Rock and roll akin to the stuff of Woodstock and the Summer of Love has made a comeback in the last five years, thanks in large part to Kings of Leon. On their debut album, 2003’s Youth & Young Manhood, and their subsequent album, Aha Shake, Heartbreak, the three brothers and cousin hailing from Nashville, Tenn., brought back a style of rock music that had been pushed aside by the arena glam-rock of the ’70s and ’80s. Singing about everything from transsexuals to an inability to perform in the sack, the two albums had a raw, unpolished and unapologetic Southern folk-rock sound that hadn’t been seen since the heydays of Lynard Skynard and Creedence Clearwater Revival.
On their fourth full-length album, Only by the Night, Kings of Leon try to add some maturity and experience to their sound. Their songs are fuller, with each track containing more layers — and therefore more production — than those on their previous three albums. The effect is a very polished sound, with every chord, drumbeat and lyric sounding crystal clear. But that’s the problem — the songs are too produced, too polished. Where their previous album, Because of the Times, was the perfect marriage of the Southern rawness that distinguished them and the more experienced sound they wanted, Only by the Night sounds as if it was run through production 100 times over until every minuscule detail was perfected. The result is an album that doesn’t feel as authentic, one that sounds more like Bruce Springsteen and U2 than the raw Zeppelin/Skynard sound that makes Kings of Leon so great.

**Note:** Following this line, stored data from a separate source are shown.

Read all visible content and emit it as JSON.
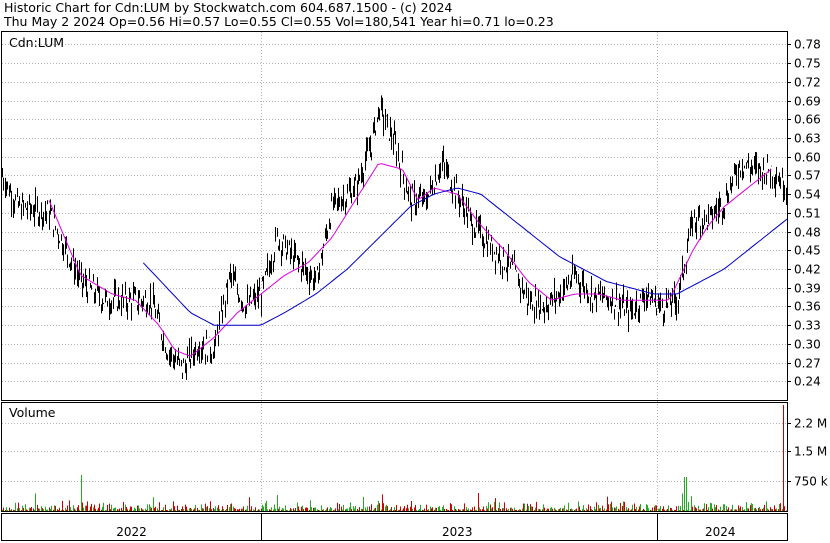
{
  "header": {
    "line1": "Historic Chart for Cdn:LUM by Stockwatch.com 604.687.1500 - (c) 2024",
    "line2": "Thu May  2 2024  Op=0.56  Hi=0.57  Lo=0.55  Cl=0.55  Vol=180,541  Year hi=0.71  lo=0.23"
  },
  "chart_data": {
    "type": "line",
    "symbol_label": "Cdn:LUM",
    "volume_label": "Volume",
    "x_tick_labels": [
      "2022",
      "2023",
      "2024"
    ],
    "price_ticks": [
      "0.78",
      "0.75",
      "0.72",
      "0.69",
      "0.66",
      "0.63",
      "0.60",
      "0.57",
      "0.54",
      "0.51",
      "0.48",
      "0.45",
      "0.42",
      "0.39",
      "0.36",
      "0.33",
      "0.30",
      "0.27",
      "0.24"
    ],
    "volume_ticks": [
      "2.2 M",
      "1.5 M",
      "750 k"
    ],
    "ylim": [
      0.21,
      0.8
    ],
    "volume_ylim": [
      0,
      2700000
    ],
    "colors": {
      "price_bar": "#000000",
      "ma_short": "#dd00dd",
      "ma_long": "#0000cc",
      "vol_up": "#22aa22",
      "vol_down": "#cc0000",
      "grid": "#b4b4b4"
    },
    "price_anchors": [
      [
        0.0,
        0.57
      ],
      [
        0.02,
        0.52
      ],
      [
        0.06,
        0.51
      ],
      [
        0.1,
        0.4
      ],
      [
        0.13,
        0.37
      ],
      [
        0.16,
        0.37
      ],
      [
        0.19,
        0.37
      ],
      [
        0.21,
        0.29
      ],
      [
        0.23,
        0.26
      ],
      [
        0.25,
        0.3
      ],
      [
        0.27,
        0.29
      ],
      [
        0.29,
        0.41
      ],
      [
        0.31,
        0.36
      ],
      [
        0.33,
        0.38
      ],
      [
        0.35,
        0.47
      ],
      [
        0.37,
        0.44
      ],
      [
        0.4,
        0.4
      ],
      [
        0.42,
        0.52
      ],
      [
        0.45,
        0.55
      ],
      [
        0.47,
        0.62
      ],
      [
        0.48,
        0.68
      ],
      [
        0.5,
        0.62
      ],
      [
        0.52,
        0.53
      ],
      [
        0.54,
        0.53
      ],
      [
        0.56,
        0.59
      ],
      [
        0.58,
        0.54
      ],
      [
        0.6,
        0.49
      ],
      [
        0.62,
        0.46
      ],
      [
        0.65,
        0.42
      ],
      [
        0.67,
        0.37
      ],
      [
        0.69,
        0.36
      ],
      [
        0.71,
        0.38
      ],
      [
        0.73,
        0.41
      ],
      [
        0.75,
        0.38
      ],
      [
        0.78,
        0.37
      ],
      [
        0.8,
        0.35
      ],
      [
        0.82,
        0.38
      ],
      [
        0.84,
        0.36
      ],
      [
        0.86,
        0.37
      ],
      [
        0.88,
        0.5
      ],
      [
        0.9,
        0.5
      ],
      [
        0.92,
        0.53
      ],
      [
        0.94,
        0.59
      ],
      [
        0.96,
        0.58
      ],
      [
        0.98,
        0.58
      ],
      [
        1.0,
        0.55
      ]
    ],
    "ma_short_anchors": [
      [
        0.06,
        0.53
      ],
      [
        0.1,
        0.41
      ],
      [
        0.14,
        0.38
      ],
      [
        0.17,
        0.37
      ],
      [
        0.2,
        0.33
      ],
      [
        0.22,
        0.29
      ],
      [
        0.24,
        0.28
      ],
      [
        0.27,
        0.31
      ],
      [
        0.3,
        0.35
      ],
      [
        0.33,
        0.38
      ],
      [
        0.36,
        0.41
      ],
      [
        0.39,
        0.43
      ],
      [
        0.42,
        0.47
      ],
      [
        0.45,
        0.53
      ],
      [
        0.48,
        0.59
      ],
      [
        0.51,
        0.58
      ],
      [
        0.53,
        0.53
      ],
      [
        0.55,
        0.55
      ],
      [
        0.58,
        0.54
      ],
      [
        0.61,
        0.49
      ],
      [
        0.64,
        0.45
      ],
      [
        0.67,
        0.4
      ],
      [
        0.7,
        0.37
      ],
      [
        0.73,
        0.38
      ],
      [
        0.76,
        0.38
      ],
      [
        0.79,
        0.37
      ],
      [
        0.82,
        0.37
      ],
      [
        0.85,
        0.37
      ],
      [
        0.88,
        0.45
      ],
      [
        0.9,
        0.49
      ],
      [
        0.92,
        0.52
      ],
      [
        0.95,
        0.55
      ],
      [
        0.98,
        0.58
      ]
    ],
    "ma_long_anchors": [
      [
        0.18,
        0.43
      ],
      [
        0.21,
        0.39
      ],
      [
        0.24,
        0.35
      ],
      [
        0.27,
        0.33
      ],
      [
        0.3,
        0.33
      ],
      [
        0.33,
        0.33
      ],
      [
        0.36,
        0.35
      ],
      [
        0.4,
        0.38
      ],
      [
        0.44,
        0.42
      ],
      [
        0.48,
        0.47
      ],
      [
        0.52,
        0.52
      ],
      [
        0.55,
        0.54
      ],
      [
        0.58,
        0.55
      ],
      [
        0.61,
        0.54
      ],
      [
        0.64,
        0.51
      ],
      [
        0.68,
        0.47
      ],
      [
        0.71,
        0.44
      ],
      [
        0.74,
        0.42
      ],
      [
        0.77,
        0.4
      ],
      [
        0.8,
        0.39
      ],
      [
        0.83,
        0.38
      ],
      [
        0.86,
        0.38
      ],
      [
        0.89,
        0.4
      ],
      [
        0.92,
        0.42
      ],
      [
        0.95,
        0.45
      ],
      [
        0.98,
        0.48
      ],
      [
        1.0,
        0.5
      ]
    ],
    "volume_spikes": [
      [
        0.1,
        900000
      ],
      [
        0.35,
        400000
      ],
      [
        0.46,
        350000
      ],
      [
        0.87,
        850000
      ],
      [
        0.995,
        2650000
      ]
    ]
  }
}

It’s not that Only by the Night is bad. The album features a lot more lyrical complexity than its predecessors. The first track, “Closer,” with its eerie opening reverb and haunting lyrics about lost love, is one of Kings of Leon’s best yet. “Crawl” offers the same formula for hard rocking that Time’s “Black Thumbnail” did — minimal lyrics and a lot of power chords — and lead singer Caleb Followill’s raspy, gritty voice is at its best on this album, particularly on tracks like “I Want You” and “Frontier City.” Still, though it has sparks of genius, longtime fans of Kings of Leon will find Only by the Night pushing them back to the band’s older albums rather than inspiring hope in things to come.